Static bistability of spherical caps

TL;DR

This study investigates the conditions under which spherical shell caps exhibit bistability, identifying geometric thresholds and analyzing how indentation affects their stability and transition between states.

Contribution

It combines experiments, simulations, and theory to determine bistability thresholds and explores how indentation influences stability in spherical caps.

Findings

Bistability depends on solid angle geometry.

Modified shallow shell theory accurately predicts bistability.

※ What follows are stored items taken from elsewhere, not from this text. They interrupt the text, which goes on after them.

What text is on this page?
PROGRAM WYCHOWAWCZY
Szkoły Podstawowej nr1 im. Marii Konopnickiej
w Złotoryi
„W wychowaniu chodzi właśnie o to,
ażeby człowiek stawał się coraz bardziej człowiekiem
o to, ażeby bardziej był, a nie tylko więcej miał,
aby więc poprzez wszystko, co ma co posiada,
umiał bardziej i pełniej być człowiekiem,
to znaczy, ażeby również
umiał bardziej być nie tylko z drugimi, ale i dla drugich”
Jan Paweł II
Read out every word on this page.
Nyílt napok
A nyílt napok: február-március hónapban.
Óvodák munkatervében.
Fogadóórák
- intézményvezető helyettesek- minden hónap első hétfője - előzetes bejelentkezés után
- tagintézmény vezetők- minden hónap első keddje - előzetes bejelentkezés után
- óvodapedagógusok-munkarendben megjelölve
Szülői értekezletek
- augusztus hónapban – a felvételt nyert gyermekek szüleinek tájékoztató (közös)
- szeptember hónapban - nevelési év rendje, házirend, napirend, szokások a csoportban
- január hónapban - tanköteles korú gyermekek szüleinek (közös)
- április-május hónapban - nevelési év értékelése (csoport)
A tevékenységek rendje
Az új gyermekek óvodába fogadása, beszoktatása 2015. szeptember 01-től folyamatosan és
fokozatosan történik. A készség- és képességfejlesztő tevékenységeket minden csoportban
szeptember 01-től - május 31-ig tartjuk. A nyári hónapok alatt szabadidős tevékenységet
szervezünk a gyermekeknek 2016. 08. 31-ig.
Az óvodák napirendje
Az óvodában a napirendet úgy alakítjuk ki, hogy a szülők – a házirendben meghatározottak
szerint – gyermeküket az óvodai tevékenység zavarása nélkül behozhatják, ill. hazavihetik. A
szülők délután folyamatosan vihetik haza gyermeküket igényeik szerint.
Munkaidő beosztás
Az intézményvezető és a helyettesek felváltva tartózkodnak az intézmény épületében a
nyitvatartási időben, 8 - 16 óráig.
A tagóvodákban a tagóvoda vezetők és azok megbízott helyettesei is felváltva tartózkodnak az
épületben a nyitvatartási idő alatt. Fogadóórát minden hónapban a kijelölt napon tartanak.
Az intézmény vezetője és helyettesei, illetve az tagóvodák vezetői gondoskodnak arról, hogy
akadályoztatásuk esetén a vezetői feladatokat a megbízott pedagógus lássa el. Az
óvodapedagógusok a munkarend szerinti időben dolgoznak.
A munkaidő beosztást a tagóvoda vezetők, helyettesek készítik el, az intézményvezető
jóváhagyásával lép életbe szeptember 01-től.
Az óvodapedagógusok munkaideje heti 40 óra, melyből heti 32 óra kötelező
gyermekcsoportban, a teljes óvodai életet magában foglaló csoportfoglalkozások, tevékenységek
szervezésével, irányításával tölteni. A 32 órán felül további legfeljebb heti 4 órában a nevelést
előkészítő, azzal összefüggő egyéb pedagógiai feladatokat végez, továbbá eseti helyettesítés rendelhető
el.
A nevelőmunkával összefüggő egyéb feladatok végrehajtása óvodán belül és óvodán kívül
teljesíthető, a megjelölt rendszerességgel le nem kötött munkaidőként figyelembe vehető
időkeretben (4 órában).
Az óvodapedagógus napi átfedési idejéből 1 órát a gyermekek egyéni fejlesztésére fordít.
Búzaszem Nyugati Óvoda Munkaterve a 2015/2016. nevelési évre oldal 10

Indentation can induce transitions or buckling depending on shell thickness.

Abstract

Depending on its geometry, a spherical shell may exist in one of two stable states without the application of any external force: there are two `self-equilibrated' states, one natural and the other inside out (or `everted'). Though this is familiar from everyday life -- an umbrella is remarkably stable, yet a contact lens can be easily turned inside out -- the precise shell geometries for which bistability is possible are not known. Here, we use experiments and finite element simulations to determine the threshold between bistability and monostability for shells of different solid angle. We compare these results with the prediction from shallow shell theory, showing that, when appropriately modified, this offers a very good account of bistability even for relatively deep shells. We then investigate the robustness of this bistability against pointwise indentation. We find that indentation provides a continuous route for transition between the two states for shells whose geometry makes them close to the threshold. However, for thinner shells, indentation leads to asymmetrical buckling before snap-through, while also making these shells more `robust' to snap-through. Our work sheds new light on the robustness of the `mirror buckling' symmetry of spherical shell caps.